Sinclair’s time away from journalism was short-lived. Three months after joining the staff of Maclaren Advertising, Sinclair returned to the Star, this time as a sports columnist. Sinclair was hired shortly after the sudden death of legendary Star sports editor Lou Marsh, who had been one of Canada’s best-known sports journalists. According to sportswriter Scott Young, Sinclair’s transition to sports was “monumentally unsuccessful.”
Front Page Challenge
Sinclair also began a career in television, as a panelist on the CBC Television series Front Page Challenge. He would hold that position for 27 years until his death. While Sinclair was often controversial, he caused an uproar in 1969 when he asked Canadian Olympic swimmer Elaine Tanner if menstruation interfered with her training.

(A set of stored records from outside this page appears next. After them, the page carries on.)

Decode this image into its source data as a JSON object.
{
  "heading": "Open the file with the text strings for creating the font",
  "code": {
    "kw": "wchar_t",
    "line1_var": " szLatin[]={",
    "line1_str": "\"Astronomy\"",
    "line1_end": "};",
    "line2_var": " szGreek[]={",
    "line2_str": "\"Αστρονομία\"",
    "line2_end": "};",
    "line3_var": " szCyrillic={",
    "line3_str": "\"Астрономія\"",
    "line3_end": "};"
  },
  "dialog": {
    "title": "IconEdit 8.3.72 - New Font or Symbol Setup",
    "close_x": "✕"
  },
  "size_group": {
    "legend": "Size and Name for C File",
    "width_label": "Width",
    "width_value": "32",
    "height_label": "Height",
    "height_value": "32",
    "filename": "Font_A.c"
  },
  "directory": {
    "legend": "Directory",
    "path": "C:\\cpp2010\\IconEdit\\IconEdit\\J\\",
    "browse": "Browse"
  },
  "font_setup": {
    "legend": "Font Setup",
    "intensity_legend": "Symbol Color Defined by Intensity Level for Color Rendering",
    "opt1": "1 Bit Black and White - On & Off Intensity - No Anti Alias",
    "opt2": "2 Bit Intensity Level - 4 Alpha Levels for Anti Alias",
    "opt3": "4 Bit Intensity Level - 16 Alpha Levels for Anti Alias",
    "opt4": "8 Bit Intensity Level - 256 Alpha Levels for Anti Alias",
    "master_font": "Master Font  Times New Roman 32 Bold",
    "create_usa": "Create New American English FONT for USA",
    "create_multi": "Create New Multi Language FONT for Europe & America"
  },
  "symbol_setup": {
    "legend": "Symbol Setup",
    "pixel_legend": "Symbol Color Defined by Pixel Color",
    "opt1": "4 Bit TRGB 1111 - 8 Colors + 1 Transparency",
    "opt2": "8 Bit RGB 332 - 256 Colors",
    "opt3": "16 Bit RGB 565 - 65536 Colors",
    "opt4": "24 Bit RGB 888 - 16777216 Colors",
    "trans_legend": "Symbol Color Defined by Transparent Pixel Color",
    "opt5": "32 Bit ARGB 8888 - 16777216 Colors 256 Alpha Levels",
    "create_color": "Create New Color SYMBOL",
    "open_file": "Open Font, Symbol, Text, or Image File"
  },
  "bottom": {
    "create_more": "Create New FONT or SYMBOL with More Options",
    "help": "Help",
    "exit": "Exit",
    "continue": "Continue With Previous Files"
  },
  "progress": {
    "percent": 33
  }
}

Sinclair was a vocal opponent of water fluoridation (calling it “rat poison” in 1958), the singing of God Save the Queen, medicare and taxes. Although he was raised as a Methodist and taught Bible class as a youth, Sinclair became a forceful critic of religion and the church. “I had 31 years of being a Christian, and it was enough,” he said in 1969.
Sinclair had invested his earnings in the Depression-era stock market and was independently wealthy by the end of the Second World War. In 1960, he boasted that he earned more than $50,000 a year. By the end of his life, Sinclair reportedly had liquid assets of more than $2 million. He bought a Rolls-Royce in 1961 and drove it for 11 years.
Sinclair’s autobiography, Will the Real Gordon Sinclair Please Stand Up was published in 1966, followed in 1975 by a sequel, Will Gordon Sinclair Please Sit Down.
During his 62-year career in the media, Gordon Sinclair became known for both his curmudgeonly manner and his outspoken views. A relentless self-promoter, he transformed his singular style into a lucrative career which spanned some 50 books, a popular radio program and a plum spot on the longest running show in the history of CBC Television. Equal parts loved and loathed, many of Sinclair’s most outrageous comments continue to live on more than two decades after his death on May 17, 1984.
“The Americans”
On June 5, 1973, following news that the American Red Cross had run out of money as a result of aid efforts for recent natural disasters, Sinclair recorded what would become his most famous radio editorial, “The Americans.” While paying tribute to American success, ingenuity, and generosity to people in need abroad, Sinclair decried that when America faced crisis itself, it often seemed to face that crisis alone.
At the time, Sinclair considered the piece to be nothing more than one of his usual items. But when U.S. News & World Report published a full transcript, the magazine was flooded with requests for copies. Radio station WWDC-AM in Washington, D.C. started playing a recording of Sinclair’s commentary with “Bridge Over Troubled Water” playing in the background. Sinclair told the Star in November 1973 that he had received 8,000 letters about his commentary.